Five seconds later, Myang responded. “Maybe I should call you back later.”

Ia responded on top of her, mindful of the five-second delay and wanting her words to interrupt the older woman. “I’m afraid we’ll be in transit in less than fifteen minutes, sir.” Myang fell silent, so she continued. “We won’t be able to stop and talk for another six or seven hours, which is after we’ve helped fend off the first—Fielle, we still have four fighters on our tail, I said get rid of them—the first invasion wave on the Solarican domeworld of Rau Niil II.”

“In four more hours, Captain, I’m supposed to be in bed, getting some badly needed rest. Unless there’s another emergency requiring my personal oversight,” the older woman muttered. “Alright. We will deal with the question of your
carte-blanche
demands now. Presuming you can handle it?”

“Got ’em, Captain!” Fielle crowed as the aft gunners successfully hit the final three fighter ships. “Take that, you frogtopi! Never mess with
this
ship’s weaponry!”

“Don’t get cocky, Yeoman,” Rico chided him. “You’re not Shikoku Yama, you know.”

“I know I can handle it, sir, or I’d have contacted you earlier when we were repairing from the engagement at CS-35,” Ia said. “You’ve seen the recordings we’ve mailed your way. You know what I’m capable of doing with this ship, given the freedom to use it appropriately. I have only done so freely for the last six weeks. Imagine what I can do with six more weeks, and six again beyond that.”

Around her, the screens flared with streaks of light, silent and not-so-silent explosions, and shifting stars as she maneuvered the long ship. The cometary fragments were their best defense against the Salik vessels, even as they caused problems of their own; the
Hellfire
had been built with multiple redundant shielding systems and extra hull plating just for this purpose: surviving heavy enemy fire. Not without cost, though; several more items appeared on her upper screens in red.

“I take you want more
carte blanche
,” Myang stated after a pause of about ten seconds. “Another six months’ worth?”

Ia dipped her head, her gaze still on her main screen, piloting the
Hellfire
through the debris. “Yes, sir; that would be lovely, sir.
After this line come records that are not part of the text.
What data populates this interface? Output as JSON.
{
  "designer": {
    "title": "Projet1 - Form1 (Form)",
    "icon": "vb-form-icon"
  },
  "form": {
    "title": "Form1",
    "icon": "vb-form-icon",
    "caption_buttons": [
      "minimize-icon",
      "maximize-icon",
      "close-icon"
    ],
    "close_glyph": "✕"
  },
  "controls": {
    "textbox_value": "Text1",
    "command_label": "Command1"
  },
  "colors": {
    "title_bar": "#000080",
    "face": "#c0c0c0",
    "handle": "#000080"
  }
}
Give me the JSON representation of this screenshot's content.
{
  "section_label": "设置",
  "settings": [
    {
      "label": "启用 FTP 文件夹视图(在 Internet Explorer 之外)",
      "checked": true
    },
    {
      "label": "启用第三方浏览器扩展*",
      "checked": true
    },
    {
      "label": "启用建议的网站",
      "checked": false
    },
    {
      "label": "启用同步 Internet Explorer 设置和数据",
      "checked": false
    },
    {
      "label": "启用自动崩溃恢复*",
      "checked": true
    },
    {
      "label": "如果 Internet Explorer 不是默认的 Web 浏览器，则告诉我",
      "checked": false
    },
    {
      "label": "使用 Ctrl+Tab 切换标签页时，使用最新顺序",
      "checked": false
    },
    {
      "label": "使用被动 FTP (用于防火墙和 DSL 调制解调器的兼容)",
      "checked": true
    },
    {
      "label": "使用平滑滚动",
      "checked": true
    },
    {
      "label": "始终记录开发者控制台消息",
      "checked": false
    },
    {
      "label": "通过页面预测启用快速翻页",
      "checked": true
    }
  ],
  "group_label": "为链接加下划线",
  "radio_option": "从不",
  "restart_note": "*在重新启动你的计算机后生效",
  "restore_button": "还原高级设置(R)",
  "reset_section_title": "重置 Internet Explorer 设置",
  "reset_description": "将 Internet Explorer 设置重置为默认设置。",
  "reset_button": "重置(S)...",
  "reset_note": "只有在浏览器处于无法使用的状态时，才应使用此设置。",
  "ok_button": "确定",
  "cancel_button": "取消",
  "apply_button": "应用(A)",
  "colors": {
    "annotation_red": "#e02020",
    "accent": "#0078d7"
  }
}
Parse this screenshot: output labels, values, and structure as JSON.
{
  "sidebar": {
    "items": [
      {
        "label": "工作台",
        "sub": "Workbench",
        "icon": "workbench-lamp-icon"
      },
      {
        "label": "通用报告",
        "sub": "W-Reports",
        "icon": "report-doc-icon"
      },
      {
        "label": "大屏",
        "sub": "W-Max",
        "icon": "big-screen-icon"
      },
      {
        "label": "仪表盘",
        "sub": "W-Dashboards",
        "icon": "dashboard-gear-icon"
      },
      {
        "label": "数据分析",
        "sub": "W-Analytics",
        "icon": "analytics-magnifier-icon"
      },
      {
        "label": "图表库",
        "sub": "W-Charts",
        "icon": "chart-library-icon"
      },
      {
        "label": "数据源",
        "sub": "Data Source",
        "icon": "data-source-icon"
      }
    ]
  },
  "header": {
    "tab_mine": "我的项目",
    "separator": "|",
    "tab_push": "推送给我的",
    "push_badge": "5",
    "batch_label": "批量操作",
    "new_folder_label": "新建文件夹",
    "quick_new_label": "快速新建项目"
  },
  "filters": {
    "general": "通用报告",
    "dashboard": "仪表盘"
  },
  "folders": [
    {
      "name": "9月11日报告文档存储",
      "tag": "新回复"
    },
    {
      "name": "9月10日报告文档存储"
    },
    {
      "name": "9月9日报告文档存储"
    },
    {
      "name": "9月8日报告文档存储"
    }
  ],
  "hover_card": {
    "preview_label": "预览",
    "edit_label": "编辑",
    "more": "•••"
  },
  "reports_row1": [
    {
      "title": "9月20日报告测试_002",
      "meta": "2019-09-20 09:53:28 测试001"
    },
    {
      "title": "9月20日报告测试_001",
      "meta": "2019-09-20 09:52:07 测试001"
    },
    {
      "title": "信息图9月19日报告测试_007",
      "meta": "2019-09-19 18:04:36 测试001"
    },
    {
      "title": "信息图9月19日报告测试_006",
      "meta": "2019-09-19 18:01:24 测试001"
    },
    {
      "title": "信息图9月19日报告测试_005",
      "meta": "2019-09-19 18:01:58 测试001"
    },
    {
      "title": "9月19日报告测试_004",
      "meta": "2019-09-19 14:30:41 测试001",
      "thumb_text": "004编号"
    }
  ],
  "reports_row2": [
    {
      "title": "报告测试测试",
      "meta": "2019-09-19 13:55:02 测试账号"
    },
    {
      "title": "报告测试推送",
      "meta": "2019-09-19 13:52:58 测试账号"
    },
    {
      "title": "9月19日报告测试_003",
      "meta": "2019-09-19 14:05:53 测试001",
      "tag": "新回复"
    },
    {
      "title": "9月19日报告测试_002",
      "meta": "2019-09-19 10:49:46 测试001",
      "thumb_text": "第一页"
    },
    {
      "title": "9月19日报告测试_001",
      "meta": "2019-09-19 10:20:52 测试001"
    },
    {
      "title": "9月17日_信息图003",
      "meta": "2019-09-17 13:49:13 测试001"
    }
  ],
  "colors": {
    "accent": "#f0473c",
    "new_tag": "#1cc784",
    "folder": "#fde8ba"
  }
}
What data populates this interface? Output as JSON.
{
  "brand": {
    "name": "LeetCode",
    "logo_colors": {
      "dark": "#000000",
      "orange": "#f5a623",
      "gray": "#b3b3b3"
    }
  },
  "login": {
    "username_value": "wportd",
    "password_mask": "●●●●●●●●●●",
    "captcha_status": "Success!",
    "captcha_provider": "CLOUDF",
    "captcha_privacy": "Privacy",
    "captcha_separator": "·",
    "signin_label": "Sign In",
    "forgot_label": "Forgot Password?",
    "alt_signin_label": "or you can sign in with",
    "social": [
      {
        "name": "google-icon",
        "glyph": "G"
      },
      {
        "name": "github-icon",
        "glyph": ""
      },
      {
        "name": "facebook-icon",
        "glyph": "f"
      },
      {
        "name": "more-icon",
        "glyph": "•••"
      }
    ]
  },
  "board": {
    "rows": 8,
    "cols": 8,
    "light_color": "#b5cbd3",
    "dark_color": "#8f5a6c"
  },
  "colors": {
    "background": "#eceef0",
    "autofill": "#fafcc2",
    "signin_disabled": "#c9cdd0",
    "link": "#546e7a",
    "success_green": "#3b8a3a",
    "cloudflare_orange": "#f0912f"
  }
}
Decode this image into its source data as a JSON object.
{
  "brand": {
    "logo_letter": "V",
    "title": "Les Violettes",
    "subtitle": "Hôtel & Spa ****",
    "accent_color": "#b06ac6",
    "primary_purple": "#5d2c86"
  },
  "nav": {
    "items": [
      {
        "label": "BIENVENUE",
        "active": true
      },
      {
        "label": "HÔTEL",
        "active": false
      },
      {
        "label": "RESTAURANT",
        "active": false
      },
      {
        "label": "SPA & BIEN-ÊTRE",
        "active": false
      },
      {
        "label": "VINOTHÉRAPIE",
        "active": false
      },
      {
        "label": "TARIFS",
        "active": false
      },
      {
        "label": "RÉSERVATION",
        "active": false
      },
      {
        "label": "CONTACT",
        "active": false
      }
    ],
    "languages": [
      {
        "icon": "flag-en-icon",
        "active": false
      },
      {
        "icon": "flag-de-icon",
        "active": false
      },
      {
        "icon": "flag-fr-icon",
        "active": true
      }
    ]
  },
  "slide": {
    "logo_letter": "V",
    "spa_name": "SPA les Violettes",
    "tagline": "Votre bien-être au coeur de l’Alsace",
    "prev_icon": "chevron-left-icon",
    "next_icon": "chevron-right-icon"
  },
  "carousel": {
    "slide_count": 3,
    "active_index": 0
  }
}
If you could authorize it right now, having that on hand when we reach Rau Niil will shave ten hours off our repair time since it means we can commandeer their biggest low-grav repair cradle. That means we’ll have just enough time to make it back downstream on the Arm to defend the colonies at Proxima Carinae. It’s a small engagement, but a vital one, temporally.”

“Sir, getting a ping from the system buoy we dropped,” Al-Aboudwa warned her. “Three…no, five Salik vessels inbound from insystem. They’re free of the belt, star-ward vector 15 by 330, and closing fast. If they don’t slow down below three-quarters Cee, ETA in two minutes forty seconds.”

“How is it vital temporally?” Myang asked Ia.

“In about five weeks, if most of the colony survives, they’ll discover a mother lode of ore containing molybdenum, which is a component in ceristeel manufacturing. In eight weeks, the London Metal Exchange will be shipping tonnes of it to manufactory sites throughout the Alliance, and it will continue to produce high-quality ore well into the second war,” Ia revealed. “Gadalah, I need ice fragments 503 and 1257 destroyed.”

“Aye, sir, I’m on it!”

“Admiral-General,” Ia continued, “if we don’t show up, the colonists
will
still find it in about eight months, but by the time they get the ore to the ceristeel manufacturers, we’ll have lost over 327,000 soldiers, and far too many civilian lives.” Dropping her gaze to her lower-center tertiary, Ia met the older woman’s gaze through her screen pickups. “I can list the names, ages, and favorite foods of each and every single soldier and civilian who will die, if you like.”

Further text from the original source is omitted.